Copy Number

This page outlines raw data and the subsequent processing for use within the Cancer Dependency Map at Sanger.

Raw Data

Dataset Origin Data Type Model Type Details Link
Copy Number Sanger CEL Cell Line Affymetrix SNP6 EGAS00001000978

Processed Data

Descriptions of how the raw data was processed including algorithms and filtering. Processed datasets can be downloaded here, the active dataset can also be accessed using the DepMap web resources and API.

Affymetrix SNP6 Data

Segment copy number data was downloaded from the TCGA (Cancer Genome Atlas Research Network et al., 2013) (8,182 samples) and analysed with ADMIRE (van Dyk et al., 2013). The cohorts of COAD and READ were merged due to their high similarity in tissue type and response profile. The ADMIRE analysis results comprised copy number segments statistically different from expectation. Filter criteria were defined to focus the analysis on potential driver segments.

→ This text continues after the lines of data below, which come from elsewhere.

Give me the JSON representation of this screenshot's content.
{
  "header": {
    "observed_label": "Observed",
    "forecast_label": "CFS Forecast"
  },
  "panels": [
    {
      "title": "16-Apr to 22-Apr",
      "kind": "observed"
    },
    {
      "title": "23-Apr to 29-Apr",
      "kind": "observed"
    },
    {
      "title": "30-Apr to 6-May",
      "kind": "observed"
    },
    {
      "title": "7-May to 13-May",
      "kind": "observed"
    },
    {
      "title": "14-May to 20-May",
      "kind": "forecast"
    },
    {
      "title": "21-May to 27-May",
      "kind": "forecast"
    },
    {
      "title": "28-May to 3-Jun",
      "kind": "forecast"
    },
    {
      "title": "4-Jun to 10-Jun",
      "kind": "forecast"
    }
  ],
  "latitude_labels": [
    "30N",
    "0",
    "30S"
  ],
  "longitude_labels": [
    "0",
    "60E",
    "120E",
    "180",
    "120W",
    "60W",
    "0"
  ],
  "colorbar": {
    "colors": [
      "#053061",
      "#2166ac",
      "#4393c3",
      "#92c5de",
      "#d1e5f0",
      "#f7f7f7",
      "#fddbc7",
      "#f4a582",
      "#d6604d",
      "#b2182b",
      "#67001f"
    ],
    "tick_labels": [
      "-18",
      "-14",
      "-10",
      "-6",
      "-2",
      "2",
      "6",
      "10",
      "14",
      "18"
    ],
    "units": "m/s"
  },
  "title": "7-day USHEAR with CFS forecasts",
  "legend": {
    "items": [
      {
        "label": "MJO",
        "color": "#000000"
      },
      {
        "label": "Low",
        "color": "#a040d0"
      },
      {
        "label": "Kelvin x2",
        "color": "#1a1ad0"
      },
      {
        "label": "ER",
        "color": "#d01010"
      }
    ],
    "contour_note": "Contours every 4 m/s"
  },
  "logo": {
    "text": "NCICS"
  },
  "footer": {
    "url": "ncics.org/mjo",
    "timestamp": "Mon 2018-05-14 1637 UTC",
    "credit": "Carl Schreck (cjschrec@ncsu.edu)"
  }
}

The filter list required the segments to include at least one protein coding or antisense gene, but no more than 100 of them. It required the deletions to include an exon (a proxy for gene disruption) and amplifications to span a gene (as sub-genic amplifications are unlikely to be functional). The false discovery rate (FDR) controlled p-value was required to be smaller than 0.05, and the segment was required to be at recursion level two or higher unless it was a top-level segment. To ensure clinical relevance, the identified segment needed to be affected in at least 2.5% of the subjects. The latter was evaluated on two levels, using the overall background variance, and using the local background variance. The first was calculated on the log2 values not part of any identified segment, regardless of filtering. The second was calculated on the recursion level below the identified segment. Within each tumor type the segments obtained after filtering (Table S2D) were further compacted by pruning all overlapping segments such that only the shortest were retained. This results in a fairly concise set of segments per tumor type. The pan-cancer set of segments was derived from the entire collection of filtered cancer specific segments, but only the largest overlapping segment was retained (Table S2E).

Publication reference: Iorio et al. A Landscape of Pharmacogenomic Interactions in Cancer. Cell, 2016.